Diese Ausschnitte sprechen für sich durch eine gelungene Montage. Der Regisseur verzichtet vollständig auf einen Kommentar oder gespielte Szenen. Er zeichnet das Bild eines Mannes, der als ungewöhnlicher Außenseiter, als Exot in spießige TV-Formate eingeladen wird und sich dort erklären soll. Einen Widerspruch zwischen Hippie–Ikone und knallhartem Geschäftsmann sehen die Moderatoren, seit er sein eigener Produzent geworden ist. Ein Vorwurf lautet, er nutze seine Beliebtheit bei Hippies aus, um Geld zu verdienen, und gehöre damit zum „Hippie-Establishment“. Darauf Zappa: „I was always a freak, but never a hippie.“

Das Selbstbewusstsein dieses Mannes ist in jeder Szene zu spüren, auch wenn er Vorwürfe der Ausbeutung seiner Angestellten mit finanziellen Argumenten entgegnet. Was halten Sie von Drogen beim Musizieren? – Auf Tour gar nichts, denn wenn einer ausfällt, muss ein Ersatz bezahlt werden. Solche Aussagen überraschen, sie passen nicht so recht in das Bild eines Vertreters der Psychedelic Music der 60er/70er Jahre.
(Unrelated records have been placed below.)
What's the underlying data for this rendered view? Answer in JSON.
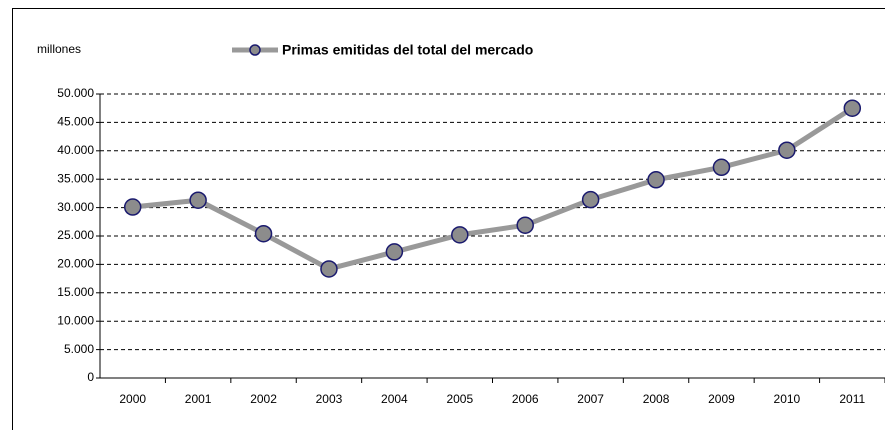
{
  "chart_data": {
    "type": "line",
    "y_label": "millones",
    "categories": [
      "2000",
      "2001",
      "2002",
      "2003",
      "2004",
      "2005",
      "2006",
      "2007",
      "2008",
      "2009",
      "2010",
      "2011"
    ],
    "series": [
      {
        "name": "Primas emitidas del total del mercado",
        "color": "#999999",
        "marker_fill": "#8c8c8c",
        "marker_edge": "#1a1a6e",
        "values": [
          30100,
          31300,
          25400,
          19200,
          22200,
          25200,
          26900,
          31400,
          34900,
          37100,
          40100,
          47500
        ]
      }
    ],
    "ylim": [
      0,
      50000
    ],
    "yticks": [
      0,
      {
        "value": 5000,
        "label": "5.000"
      },
      {
        "value": 10000,
        "label": "10.000"
      },
      {
        "value": 15000,
        "label": "15.000"
      },
      {
        "value": 20000,
        "label": "20.000"
      },
      {
        "value": 25000,
        "label": "25.000"
      },
      {
        "value": 30000,
        "label": "30.000"
      },
      {
        "value": 35000,
        "label": "35.000"
      },
      {
        "value": 40000,
        "label": "40.000"
      },
      {
        "value": 45000,
        "label": "45.000"
      },
      {
        "value": 50000,
        "label": "50.000"
      }
    ],
    "grid": true
  }
}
Thomas Schütte im Odeon, Foto: Mario Müller

Die Ambivalenz Zappas fängt Regisseur Thorsten Schütte sehr passend ein, sie wird fast beiläufig erfahrbar: seine populäre Rockmusik mit ihren experimentellen Einschüben einerseits, die wirklich experimentellen Orchester–Kompositionen andererseits, mit denen er in Europa noch erfolgreich durch die Konzertsäle tourt (Vorbilder: Edgar Varèse, Strawinsky, Webern). Die klaren Statements, die klar formulierte politische Meinung gegen den damaligen Mainstream auf der einen Seite, die fast kindisch-obszönen, vulgären Songtexte auf der anderen.

Ein gesellschaftlicher Wandel wird im Film dann deutlich, wenn Zappa im Kampf gegen Altersempfehlungen auf Plattencovern zu sehen ist. Wenn er laut „Zensur!“ ruft in der Diskussion um Textstellen, die heute ohne Frage in den USA allein wegen ihrer sexuellen Anspielungen nicht ohne dicken Aufkleber veröffentlicht würden – wenn überhaupt. Diesen Kampf hat er offenbar verloren.

Genau wie sich dem Zuschauer durch den medienkritischen Blick der Dokumentation aktuelle Querverbindungen beinahe aufdrängen, gilt das auch für die politischen Statements des Stars. Eine Kritik am Establishment ist dabei, ebenso die Beschwerde, dass seine Aussagen ja doch nicht so gedruckt würden.

An dieser Stelle jedoch ist dem Zuschauer eine wirklich kritische Auseinandersetzung kaum möglich. Denn die Kehrseite des Verzichts auf jeden Kommentar liegt auf der Hand: eine klare, differenzierte Aussage über einen ambivalenten Menschen und seine politischen Äußerungen ist rein durch das Mittel der Montage kaum zu erreichen. Auch die Vorwürfe der Ausbeutung gegen Zappa von Seiten seiner Angestellten hört man hier vor allem aus Fragen der Journalisten heraus.

Wie Regisseur Thorsten Schütte im Odeon erzählt, war Gail Zappa, die Witwe und Erbin der Rechte Zappas, berüchtigt für die Strenge, mit der sie mögliche Veröffentlichungen autorisierte. Für diesen Film ist Schütte aber der wichtige Schritt gelungen, das Recht zum Final Cut zu erlangen – nachdem er über Jahre immer wieder nach Amerika reiste, „um Kuchen zu essen“.

„Frank Zappa – Eat that Question“ ist der Film über einen Star, der heute – vielleicht wegen dieser strengen Rechteverwaltung – gerade den Jüngeren nicht mehr viel sagt. Zur fälligen (Wieder-)Entdeckung liefert diese Zusammenstellung von Archivaufnahmen sicher einen wichtigen Beitrag. Eine spannende Erzählung gelingt dem Dokumentarfilm mühelos auch ohne Kommentar. Und er gewinnt natürlich an Nähe zu seiner Hauptfigur.

Bei der Premiere des Films auf dem Sundance Filmfestival – schon für sich eine Auszeichnung für einen deutschen Film – wurde ihm dann bewusst, so Schütte, dass hier Großeltern ihre Enkel mit ins Kino bringen. „Uns ist da wohl unabsichtlich ein Familienfilm gelungen.“ Und das bei den Songtexten – ganz erstaunlich.